Although we question the district courts reasons for dismissing the complaint for failure to state a claim, see Johnson v. City of Shelby, 574 U.S. 10, 11, 135 S.Ct. 346, 190 L.Ed.2d 309 (2014) (per curiam) (holding that “a short and plain statement of the claim” satisfies Federal Rule of Civil Procedure 8(a)(2)); Holt v. Hobbs, 574 U.S. 352, 364–65, 135 S.Ct. 853, 190 L.Ed.2d 747 (2015) (holding that under RLUIPA, the prison must show that it “lack[ed] other means of achieving its desired goal without imposing a substantial burden on the exercise of religion by the objecting party”) (citation and alteration marks omitted); Warsoldier v. Woodford, 418 F.3d 989, 999 (9th Cir. 2005) (holding that under RLUIPA, officials must demonstrate that they “actually considered and rejected the efficacy of less restrictive measures”); Turner v. Safley, 482 U.S. 78, 89–90, 107 S.Ct. 2254, 96 L.Ed.2d 64 (1987) (establishing a fact-dependent analysis to determine the merits of prisoners’ constitutional claims), we must affirm.

Under the Prison Litigation Reform Act (“PLRA”), prisoners are ineligible to proceed in forma pauperis if they have brought three or more civil actions or appeals while incarcerated or detained that were dismissed on the grounds that they were “frivolous, malicious, or fail[ed] to state a claim upon which relief may be granted.” 28 U.S.C. § 1915(g). There is an exception to the three-strikes rule “if the complaint makes a plausible allegation that the prisoner faced ‘imminent danger of serious physical injury’ at the time of filing.” Andrews v. Cervantes, 493 F.3d 1047, 1055 (9th Cir. 2007) (quoting 28 U.S.C. § 1915(g)).

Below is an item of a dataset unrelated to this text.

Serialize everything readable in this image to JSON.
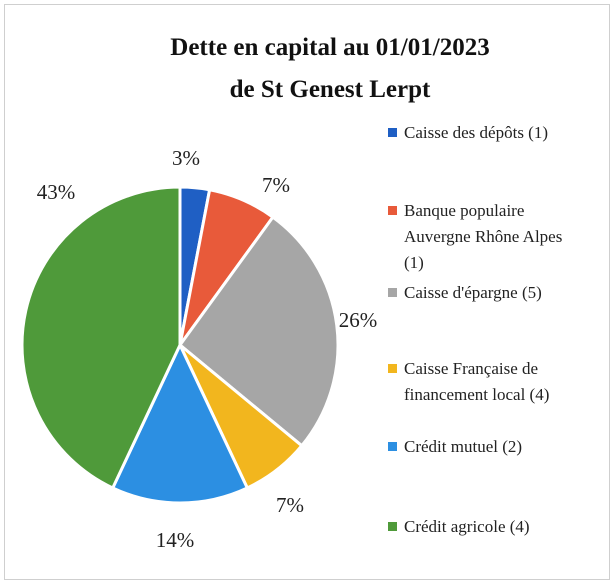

Rodriguez filed this case in forma pauperis. In a prior action involving Rodriguez, we concluded that he has had at least three prior actions or appeals dismissed as frivolous, malicious, or for failure to state a claim upon which relief may be granted, and we thus found him ineligible to proceed in forma pauperis. Order at 1, Rodriguez v. Harris, No. 19-55307 (9th Cir. Jan. 24, 2020), ECF. No. 15.

1

Because Rodriguez has incurred three strikes under the PLRA and has not alleged that he is in imminent danger of serious physical injury, he is ineligible to proceed in forma pauperis. We affirm with instructions to the district court to clarify that dismissal is without prejudice, such that Rodriguez may proceed with the case if he pays the filing fee.

AFFIRMED AND REMANDED.

FOOTNOTES

1

.   See, e.g., Rodriguez v. Greco, No. 15-56907 (9th Cir. Apr. 5, 2016) (order finding appeal frivolous); Rodriguez v. Greco, No. 15-56934 (9th Cir. Mar. 7, 2016) (order finding appeal frivolous); Rodriguez v. Robinson, No. 3:14-cv-02770-LAB-WVG (S.D. Cal. Jan. 16, 2015) (district court dismissed complaint with leave to amend for failure to state a claim and no amended complaint filed).